Did you Know?
On April 17, 1909 in Paris, France Joe Jeannette and Sam McVey met in a bout that lasted three-and-a-half-hours, and 49 rounds, which is possibly one of the longest boxing matches of the twentieth century. McVey made a good start knocking down Jeannette 27 times. Jeannette eventually took control and put McVey down 19 times and after the 49th round McVey was unable to come off his stool and Jeannette was declared the winner.
Dennis Adams never lost his Empire flyweight championship in the ring. Adams lost the title on May 31, 1961 when South Africa became a republic outside the British Commonwealth and her boxers were then no longer eligible to hold Commonwealth titles.
Roberto Duran turned professional at the age of sixteen in February 1968 and had his last fight in July 2001. He won world titles in four weight classes and finished with a record of 103 wins, 70 inside the distance and 16 losses.
World bantamweight champion Vic Toweel holds the record for the most number of knock downs in a world title fight. On December 2, 1950 at the Wembley Stadium in Johannesburg, challenger Danny O’Sullivan from England was dropped 20 times with 14 counts before referee Ted Benjamin stopped the fight in the tenth round.
The international heavyweight title fight between South African heavyweight champion Johnny Ralph and world light heavyweight champion Freddie Mills of England at the Wembley Stadium, Johannesburg on November 6, 1948 attracted a crowd in the region of 40 000 and a record paid gate of R85 000.
South Africa’s first two Olympic gold medal winners – Clarence Walker and Willie Smith and the first three world professional champions, Willie Smith, Vic Toweel and Arnold Taylor were all bantamweights.
At the age of 16 Gerald Dreyer won five amateur titles in eight weeks including the senior Transvaal lightweight championship - and this despite his tender age and the fact that he was only a fraction over the featherweight limit. A year later he won the national senior lightweight title and subsequently went on to win a gold medal in the lightweight class at the Olympic Games in London in 1948. As a professional he would win the South African lightweight and British Empire welterweight titles.
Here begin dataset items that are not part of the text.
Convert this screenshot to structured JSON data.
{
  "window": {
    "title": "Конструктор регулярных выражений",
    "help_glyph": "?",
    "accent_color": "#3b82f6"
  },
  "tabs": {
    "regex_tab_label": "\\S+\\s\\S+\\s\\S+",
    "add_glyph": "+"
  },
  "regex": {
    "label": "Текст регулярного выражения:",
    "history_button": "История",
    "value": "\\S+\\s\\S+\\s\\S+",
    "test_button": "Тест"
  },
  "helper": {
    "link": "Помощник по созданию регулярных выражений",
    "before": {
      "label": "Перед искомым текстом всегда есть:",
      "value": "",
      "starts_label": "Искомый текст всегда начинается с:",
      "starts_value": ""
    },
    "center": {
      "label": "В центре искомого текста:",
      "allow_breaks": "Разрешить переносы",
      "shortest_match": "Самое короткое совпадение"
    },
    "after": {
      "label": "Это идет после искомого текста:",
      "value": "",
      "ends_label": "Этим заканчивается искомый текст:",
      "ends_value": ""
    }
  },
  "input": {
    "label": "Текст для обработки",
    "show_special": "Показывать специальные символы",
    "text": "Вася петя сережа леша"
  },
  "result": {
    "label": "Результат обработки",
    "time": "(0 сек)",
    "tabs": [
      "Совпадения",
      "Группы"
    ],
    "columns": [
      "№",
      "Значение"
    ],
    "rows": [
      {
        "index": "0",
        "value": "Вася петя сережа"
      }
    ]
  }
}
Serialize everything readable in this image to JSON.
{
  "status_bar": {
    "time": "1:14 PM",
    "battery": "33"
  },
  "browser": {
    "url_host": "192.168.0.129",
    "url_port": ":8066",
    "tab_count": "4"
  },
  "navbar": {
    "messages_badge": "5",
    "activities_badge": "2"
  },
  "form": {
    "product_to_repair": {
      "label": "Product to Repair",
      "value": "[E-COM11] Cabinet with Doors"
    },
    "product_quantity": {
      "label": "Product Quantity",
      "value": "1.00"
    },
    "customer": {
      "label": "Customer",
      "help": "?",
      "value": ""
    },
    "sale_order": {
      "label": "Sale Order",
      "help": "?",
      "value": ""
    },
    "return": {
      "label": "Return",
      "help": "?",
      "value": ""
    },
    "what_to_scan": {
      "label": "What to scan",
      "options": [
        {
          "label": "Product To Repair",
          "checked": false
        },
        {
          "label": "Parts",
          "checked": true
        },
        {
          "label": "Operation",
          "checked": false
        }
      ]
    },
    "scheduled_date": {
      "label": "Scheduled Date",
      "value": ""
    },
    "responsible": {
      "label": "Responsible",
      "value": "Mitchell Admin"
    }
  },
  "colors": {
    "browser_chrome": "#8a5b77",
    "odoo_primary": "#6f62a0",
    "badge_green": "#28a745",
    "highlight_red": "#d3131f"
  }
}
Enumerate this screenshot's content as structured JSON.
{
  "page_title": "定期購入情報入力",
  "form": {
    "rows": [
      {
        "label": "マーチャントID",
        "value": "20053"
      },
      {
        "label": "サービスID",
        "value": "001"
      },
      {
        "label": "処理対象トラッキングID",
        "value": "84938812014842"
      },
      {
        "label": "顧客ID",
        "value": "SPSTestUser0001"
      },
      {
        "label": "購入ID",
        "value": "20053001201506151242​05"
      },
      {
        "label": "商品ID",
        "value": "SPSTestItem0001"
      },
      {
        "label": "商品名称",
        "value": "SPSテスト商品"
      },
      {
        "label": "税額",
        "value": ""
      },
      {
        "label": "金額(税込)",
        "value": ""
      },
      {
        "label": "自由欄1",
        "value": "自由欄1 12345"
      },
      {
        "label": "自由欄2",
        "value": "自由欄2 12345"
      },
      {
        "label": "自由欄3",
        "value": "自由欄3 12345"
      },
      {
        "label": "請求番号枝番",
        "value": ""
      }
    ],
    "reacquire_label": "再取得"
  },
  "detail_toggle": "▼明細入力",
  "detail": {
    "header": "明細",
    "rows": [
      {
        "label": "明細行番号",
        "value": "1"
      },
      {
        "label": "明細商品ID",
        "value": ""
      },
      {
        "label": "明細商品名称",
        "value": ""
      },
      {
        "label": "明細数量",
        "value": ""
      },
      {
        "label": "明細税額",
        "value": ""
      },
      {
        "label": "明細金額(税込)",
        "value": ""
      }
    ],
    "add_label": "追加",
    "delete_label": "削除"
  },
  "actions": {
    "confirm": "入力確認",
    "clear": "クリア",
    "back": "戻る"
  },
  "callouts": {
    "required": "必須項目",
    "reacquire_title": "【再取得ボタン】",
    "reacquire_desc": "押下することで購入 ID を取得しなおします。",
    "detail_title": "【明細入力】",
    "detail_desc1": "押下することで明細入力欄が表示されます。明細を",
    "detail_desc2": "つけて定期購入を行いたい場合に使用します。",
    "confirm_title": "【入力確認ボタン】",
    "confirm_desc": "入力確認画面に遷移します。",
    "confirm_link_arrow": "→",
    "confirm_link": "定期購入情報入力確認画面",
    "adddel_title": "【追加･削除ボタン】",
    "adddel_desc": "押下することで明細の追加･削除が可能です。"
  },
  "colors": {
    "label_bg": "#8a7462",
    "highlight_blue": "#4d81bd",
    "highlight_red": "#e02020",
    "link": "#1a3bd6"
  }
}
Max Gornik, an Australian of limited ability is best remembered for the unusual result of his fight with Charlie Smith in the Johannesburg City Hall on January 15, 1927. The fight started late in the evening and the boxers were in the 14th round when the clock struck midnight. Board of Control member Ludwig Japhet pointed out to Tiny Dean that they would be infringing the Sunday Observance Act if the bout continued. “The clock’s fast” Dean argued. But unfortunately for him the Post Office clock could be heard chiming in the distance and Japhet refused to budge. The bout was stopped and although Smith was ahead on points, the result was announced as a 14-round draw.